Jonah 4:1-11 But to Jonah this seemed very wrong, and he became angry. 2 He prayed to the Lord, “Isn’t this what I said, Lord, when I was still at home? That is what I tried to forestall by fleeing to Tarshish. I knew that you are a gracious and compassionate God, slow to anger and abounding in love, a God who relents from sending calamity. 3 Now, Lord, take away my life, for it is better for me to die than to live.”
4 But the Lord replied, “Is it right for you to be angry?”

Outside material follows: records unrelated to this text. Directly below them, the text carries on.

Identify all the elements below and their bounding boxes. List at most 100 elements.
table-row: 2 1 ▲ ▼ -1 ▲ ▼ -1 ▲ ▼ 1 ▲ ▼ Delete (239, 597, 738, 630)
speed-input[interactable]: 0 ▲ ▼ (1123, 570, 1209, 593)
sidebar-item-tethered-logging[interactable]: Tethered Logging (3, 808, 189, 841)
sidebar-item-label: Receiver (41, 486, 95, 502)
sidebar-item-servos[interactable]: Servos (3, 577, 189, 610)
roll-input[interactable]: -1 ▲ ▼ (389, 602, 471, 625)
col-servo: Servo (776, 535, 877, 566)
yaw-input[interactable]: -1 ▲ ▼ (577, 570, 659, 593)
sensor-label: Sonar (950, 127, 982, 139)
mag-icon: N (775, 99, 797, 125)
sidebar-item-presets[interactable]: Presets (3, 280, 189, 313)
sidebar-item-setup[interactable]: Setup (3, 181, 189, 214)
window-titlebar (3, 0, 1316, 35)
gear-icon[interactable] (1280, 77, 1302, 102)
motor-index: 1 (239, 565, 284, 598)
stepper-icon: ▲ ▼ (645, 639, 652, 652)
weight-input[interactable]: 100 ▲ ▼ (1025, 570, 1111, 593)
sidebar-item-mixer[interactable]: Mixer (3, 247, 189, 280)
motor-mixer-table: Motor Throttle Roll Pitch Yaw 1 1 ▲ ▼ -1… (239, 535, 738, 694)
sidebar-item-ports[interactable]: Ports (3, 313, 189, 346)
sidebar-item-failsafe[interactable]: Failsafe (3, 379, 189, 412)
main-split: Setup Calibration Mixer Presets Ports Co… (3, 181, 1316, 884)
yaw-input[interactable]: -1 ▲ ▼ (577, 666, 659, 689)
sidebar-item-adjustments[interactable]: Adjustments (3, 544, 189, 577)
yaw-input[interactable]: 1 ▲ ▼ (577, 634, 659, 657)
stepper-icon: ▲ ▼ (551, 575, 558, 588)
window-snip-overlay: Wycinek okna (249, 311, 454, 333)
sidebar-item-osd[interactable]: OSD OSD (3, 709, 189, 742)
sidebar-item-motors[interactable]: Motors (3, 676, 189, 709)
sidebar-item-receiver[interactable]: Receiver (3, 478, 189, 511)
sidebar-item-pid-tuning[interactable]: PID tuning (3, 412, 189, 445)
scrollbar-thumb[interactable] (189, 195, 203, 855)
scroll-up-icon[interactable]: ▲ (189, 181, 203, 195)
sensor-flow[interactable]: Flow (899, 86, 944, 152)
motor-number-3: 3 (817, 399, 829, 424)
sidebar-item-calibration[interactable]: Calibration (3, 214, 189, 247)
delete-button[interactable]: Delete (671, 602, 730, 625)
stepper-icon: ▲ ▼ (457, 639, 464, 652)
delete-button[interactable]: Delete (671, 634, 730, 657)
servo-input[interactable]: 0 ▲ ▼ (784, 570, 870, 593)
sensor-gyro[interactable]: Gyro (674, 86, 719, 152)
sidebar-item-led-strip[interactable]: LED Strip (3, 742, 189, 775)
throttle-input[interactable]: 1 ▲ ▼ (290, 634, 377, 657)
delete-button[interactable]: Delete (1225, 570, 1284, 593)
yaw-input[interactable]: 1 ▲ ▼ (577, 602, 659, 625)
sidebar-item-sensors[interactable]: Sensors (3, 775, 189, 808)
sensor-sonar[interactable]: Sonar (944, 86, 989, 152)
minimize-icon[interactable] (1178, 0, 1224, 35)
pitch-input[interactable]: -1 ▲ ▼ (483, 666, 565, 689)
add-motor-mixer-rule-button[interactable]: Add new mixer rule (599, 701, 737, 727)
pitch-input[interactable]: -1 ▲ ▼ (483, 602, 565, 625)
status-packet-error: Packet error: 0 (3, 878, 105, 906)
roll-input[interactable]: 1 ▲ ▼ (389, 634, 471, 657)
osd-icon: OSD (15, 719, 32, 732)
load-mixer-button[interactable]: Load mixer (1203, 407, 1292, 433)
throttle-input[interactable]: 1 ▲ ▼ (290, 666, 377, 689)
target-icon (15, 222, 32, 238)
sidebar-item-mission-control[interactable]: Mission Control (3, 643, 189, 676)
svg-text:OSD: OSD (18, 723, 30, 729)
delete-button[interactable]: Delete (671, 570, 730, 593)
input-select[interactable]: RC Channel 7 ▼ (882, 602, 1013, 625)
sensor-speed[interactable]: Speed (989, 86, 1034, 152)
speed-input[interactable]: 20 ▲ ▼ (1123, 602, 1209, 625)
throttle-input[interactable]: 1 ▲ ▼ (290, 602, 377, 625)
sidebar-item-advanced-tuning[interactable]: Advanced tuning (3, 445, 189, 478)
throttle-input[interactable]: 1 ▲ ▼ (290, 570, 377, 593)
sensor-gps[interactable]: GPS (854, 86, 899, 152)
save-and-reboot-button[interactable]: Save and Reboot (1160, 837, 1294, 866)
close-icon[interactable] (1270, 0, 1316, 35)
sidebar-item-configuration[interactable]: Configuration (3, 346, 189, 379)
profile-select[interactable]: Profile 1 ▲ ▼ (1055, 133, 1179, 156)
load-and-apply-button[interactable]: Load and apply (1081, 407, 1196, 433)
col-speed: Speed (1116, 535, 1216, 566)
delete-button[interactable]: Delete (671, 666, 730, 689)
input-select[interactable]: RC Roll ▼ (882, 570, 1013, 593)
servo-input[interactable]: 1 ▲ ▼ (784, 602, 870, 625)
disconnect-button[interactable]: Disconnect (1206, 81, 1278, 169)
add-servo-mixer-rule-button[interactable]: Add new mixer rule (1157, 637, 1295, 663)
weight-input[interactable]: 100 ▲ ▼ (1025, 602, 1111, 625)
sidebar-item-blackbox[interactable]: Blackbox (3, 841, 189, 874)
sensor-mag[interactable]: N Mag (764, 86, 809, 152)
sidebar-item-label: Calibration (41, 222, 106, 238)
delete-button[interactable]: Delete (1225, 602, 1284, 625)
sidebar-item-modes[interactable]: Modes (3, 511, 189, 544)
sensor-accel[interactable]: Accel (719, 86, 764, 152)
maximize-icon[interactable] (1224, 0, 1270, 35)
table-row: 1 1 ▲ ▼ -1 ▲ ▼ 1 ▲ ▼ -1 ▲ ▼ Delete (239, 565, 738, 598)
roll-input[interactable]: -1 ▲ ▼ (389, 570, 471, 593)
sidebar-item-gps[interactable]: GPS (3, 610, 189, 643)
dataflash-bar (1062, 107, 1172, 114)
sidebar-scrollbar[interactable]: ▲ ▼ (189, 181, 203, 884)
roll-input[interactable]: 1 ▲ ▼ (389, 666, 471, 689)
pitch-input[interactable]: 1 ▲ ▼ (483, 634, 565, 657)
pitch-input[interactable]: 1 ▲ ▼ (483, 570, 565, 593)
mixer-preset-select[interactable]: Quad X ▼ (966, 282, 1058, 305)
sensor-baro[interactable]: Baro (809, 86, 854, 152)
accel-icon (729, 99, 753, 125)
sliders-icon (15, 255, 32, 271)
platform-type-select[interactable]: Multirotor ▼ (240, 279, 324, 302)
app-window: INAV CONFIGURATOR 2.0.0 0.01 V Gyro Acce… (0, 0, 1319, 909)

5 Jonah had gone out and sat down at a place east of the city. There he made himself a shelter, sat in its shade and waited to see what would happen to the city. 6 Then the Lord God provided a leafy plant[a] and made it grow up over Jonah to give shade for his head to ease his discomfort, and Jonah was very happy about the plant. 7 But at dawn the next day God provided a worm, which chewed the plant so that it withered. 8 When the sun rose, God provided a scorching east wind, and the sun blazed on Jonah’s head so that he grew faint. He wanted to die, and said, “It would be better for me to die than to live.”
9 But God said to Jonah, “Is it right for you to be angry about the plant?”
“It is,” he said. “And I’m so angry I wish I were dead.”
10 But the Lord said, “You have been concerned about this plant, though you did not tend it or make it grow. It sprang up overnight and died overnight. 11 And should I not have concern for the great city of Nineveh, in which there are more than a hundred and twenty thousand people who cannot tell their right hand from their left—and also many animals?”
Jonah 2:1-2 “In my distress I called to the Lord, and he answered me. From deep in the realm of the dead I called for help, and you listened to my cry.”
At bed time, ask your kids, “Why is it so difficult to show love to people who are our enemies? Why do you think it’s easy to believe we are better than other people?”
Ask your kids if there’s anyone in their life that has hurt them that they feel like God might want them to forgive. If you’ve had any recent moments that you might need to apologize for, this might be a good time to even ask your kids for forgiveness.
At dinner read Jonah 4:1-11. Open up your phone and all the various emojis – ask your kids to pick which one they think most described the way Jonah felt in this chapter.
Ask your kids to tell you about their biggest rival – maybe it’s another school, another student, or maybe the sports team they hate. Ask your kids if they think it’s good news or bad news that when God loves people – he loves even our biggest rivals.